Among the 17 Puerto Rican, Canadian and 8 Israelis, who died in the hail of bullets and grenade explosions unleashed by the Japanese assassins, was eminent professor and Israel Prize recipient Aharon Katzir, the brother of Professor Ephraim Katzir, who became President of Israel a year later.
Waiting on the upper level to greet her husband Uri upon his return from a business trip was 38- year-old mother of three, Henia Rattner from Eilat. Her youngest daughters, 8-year-old Naama and 13-year-old Ofra, were at home with their maternal grandmother Leah Sapir, one of the founders of the Red Sea port and tourist resort. An older sister Omrit was away at a Negev kibbutz boarding school at the time.
Henia Rattner lost her life as she stood anxiously awaiting her husband's arrival. The glass paneling surrounding the upper level was shattered by the exploding grenades the Japanese terrorists pulled out of their bags as they came through on the baggage carousel.
As Uri was stepping off the plane he had travelled on, one of the terrorists burst out of the main building and on to the runway, firing randomly at those on the tarmac. Uri Rattner and other disembarking passengers ran back to the El Al plane or took cover wherever they could as the terrorist fired randomly, before it is believed, he was killed by one of his own exploding hand grenades.

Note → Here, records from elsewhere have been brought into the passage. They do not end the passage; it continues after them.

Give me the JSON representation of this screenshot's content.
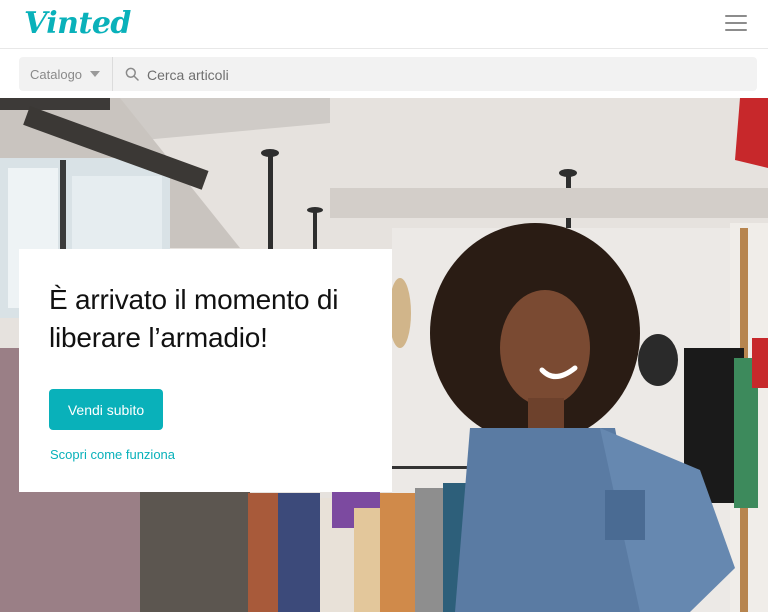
{
  "header": {
    "logo_text": "Vinted",
    "menu_icon": "hamburger-menu-icon",
    "brand_color": "#09b1ba"
  },
  "search": {
    "catalog_label": "Catalogo",
    "placeholder": "Cerca articoli",
    "icon": "search-icon"
  },
  "hero": {
    "title": "È arrivato il momento di liberare l’armadio!",
    "cta_label": "Vendi subito",
    "link_label": "Scopri come funziona"
  }
}
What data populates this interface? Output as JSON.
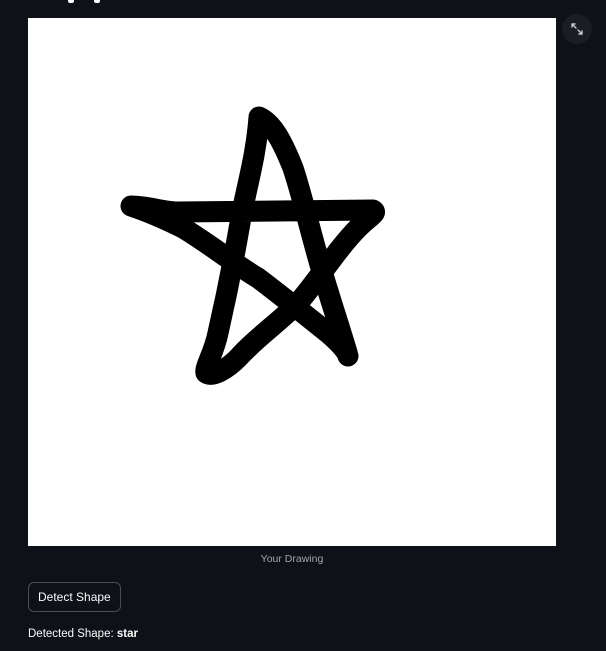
{
  "canvas": {
    "background_color": "#ffffff",
    "stroke_color": "#000000",
    "drawn_shape": "star"
  },
  "fullscreen": {
    "icon": "expand-icon"
  },
  "caption": "Your Drawing",
  "detect_button": {
    "label": "Detect Shape"
  },
  "result": {
    "label": "Detected Shape:",
    "value": "star"
  },
  "colors": {
    "background": "#0e1117",
    "text": "#fafafa",
    "caption_text": "#a2a6ad",
    "button_border": "#4a4d55"
  }
}
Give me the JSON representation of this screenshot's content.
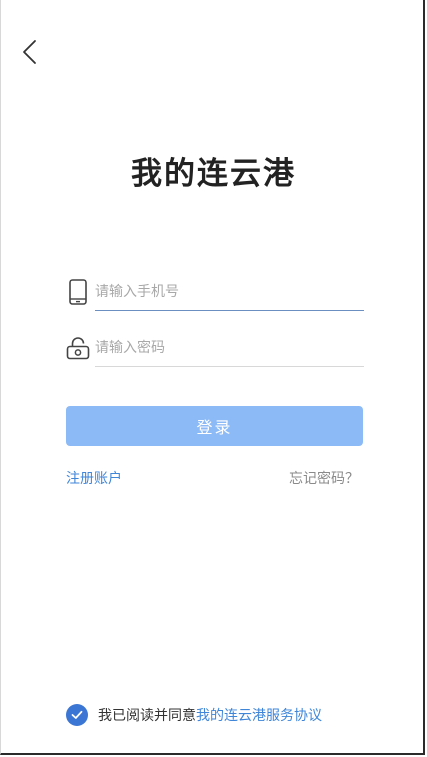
{
  "header": {
    "back_icon": "chevron-left-icon"
  },
  "app_title": "我的连云港",
  "form": {
    "phone": {
      "icon": "phone-icon",
      "placeholder": "请输入手机号",
      "value": ""
    },
    "password": {
      "icon": "lock-icon",
      "placeholder": "请输入密码",
      "value": ""
    },
    "login_label": "登录"
  },
  "links": {
    "register": "注册账户",
    "forgot": "忘记密码？"
  },
  "agreement": {
    "checked": true,
    "prefix": "我已阅读并同意",
    "link": "我的连云港服务协议"
  },
  "colors": {
    "accent": "#3f86d8",
    "button_bg": "#8cbaf6",
    "checkbox": "#3c76d4"
  }
}
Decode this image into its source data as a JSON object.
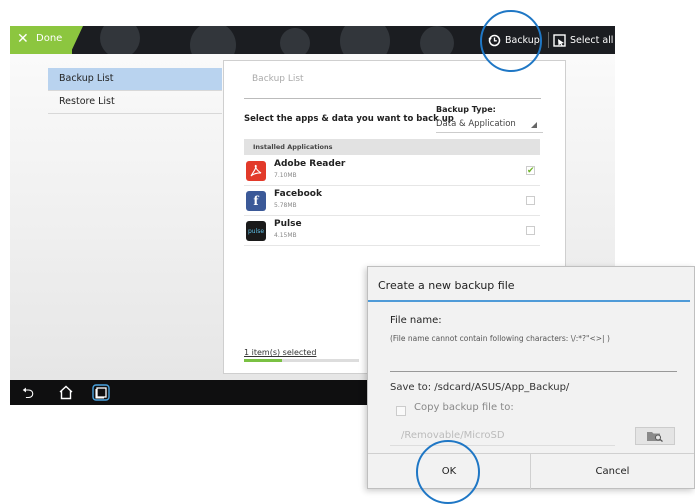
{
  "colors": {
    "accent": "#8cc63f",
    "annotation": "#1f77c5",
    "dialog_rule": "#4f9bd8",
    "selected_row": "#b9d3ef"
  },
  "topbar": {
    "done_icon": "close-icon",
    "done_label": "Done",
    "backup_icon": "backup-history-icon",
    "backup_label": "Backup",
    "select_all_icon": "select-all-icon",
    "select_all_label": "Select all"
  },
  "sidebar": {
    "items": [
      {
        "label": "Backup List",
        "selected": true
      },
      {
        "label": "Restore List",
        "selected": false
      }
    ]
  },
  "card": {
    "title": "Backup List",
    "select_prompt": "Select the apps & data you want to back up",
    "backup_type_label": "Backup Type:",
    "backup_type_value": "Data & Application",
    "section_header": "Installed Applications",
    "apps": [
      {
        "name": "Adobe Reader",
        "size": "7.10MB",
        "icon": "adobe-reader-icon",
        "icon_text": "",
        "checked": true
      },
      {
        "name": "Facebook",
        "size": "5.78MB",
        "icon": "facebook-icon",
        "icon_text": "f",
        "checked": false
      },
      {
        "name": "Pulse",
        "size": "4.15MB",
        "icon": "pulse-icon",
        "icon_text": "pulse",
        "checked": false
      }
    ],
    "selected_count": "1 item(s) selected",
    "progress": 0.33
  },
  "navbar": {
    "back_icon": "back-icon",
    "home_icon": "home-icon",
    "recent_icon": "recent-apps-icon"
  },
  "dialog": {
    "title": "Create a new backup file",
    "file_name_label": "File name:",
    "file_name_hint": "(File name cannot contain following characters: \\/:*?\"<>| )",
    "file_name_value": "",
    "save_to": "Save to:  /sdcard/ASUS/App_Backup/",
    "copy_label": "Copy backup file to:",
    "removable_path": "/Removable/MicroSD",
    "folder_icon": "folder-browse-icon",
    "ok_label": "OK",
    "cancel_label": "Cancel"
  }
}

"My mother wanted to surprise my father by meeting him at the airport and had also, as part of the surprise, booked a hotel in Tel Aviv to celebrate a special anniversary – he really had no idea she would be there," explained Naama Rattner-Orme recently, during an emotional visit to the Terminal 1 memorial.
Naama was accompanied by a group of members from Kibbutz Mishmar HaEmek who were participating in an organized tour of the extensive Ben Gurion Airport complex. They had received special permission, accompanied by two seasoned official Ben Gurion Airport guides, to pay respects to Naama's mother and those cut down by a hail of bullets and exploding hand grenades just over five decades ago.
Uri and Henia Rattner had been members of the Hashomer Hatzair movement and were among the founder members of Kibbutz Lahav in the Negev, prior to his engineering career at the Timna Copper Mines taking them further south to the shores of the Red Sea.
"My father, who was a chief engineer at the Timna Copper Mines, was responsible for building an underground garage facility to repair heavy mining equipment below ground level, and he travelled abroad extensively as part of his work. He was returning from such a trip on that fateful day," explained Naama, a dental receptionist.
"As we had family in Kiryat Ono, he would often visit them before his departure or upon return from those business trips. After the attack and when he was able, he called them to tell them he was okay and not to worry.
"They in return, asked about Henia and he said she was in Eilat, but they knew that she had gone to the airport to surprise him and when they told him he went to the hospital and found that she was among those who had died," said Naama, who in her teens moved to Mishmar HaEmek to attend boarding school and remained there after her studies.
In amongst a pack of old sepia photographs showing her parents on their wedding day, and of her mother and herself during her childhood, Naama sifted through a number of condolence cards and letters received by Uri Rattner following the terrorist attack. One of them, from Wagner Mining Equipment, Inc., in Portland, Oregan, USA., reads:
"We at Wagner were greatly distressed to hear of the unfortunate and tragic death of your wife, and want you to know of our deep-felt sympathy for you and your children. A donation in your wife's name is being sent to the Hebrew University in Jerusalem. Uri, we all wish there was more we could do for you as condolences seem so little, our best to you and your children."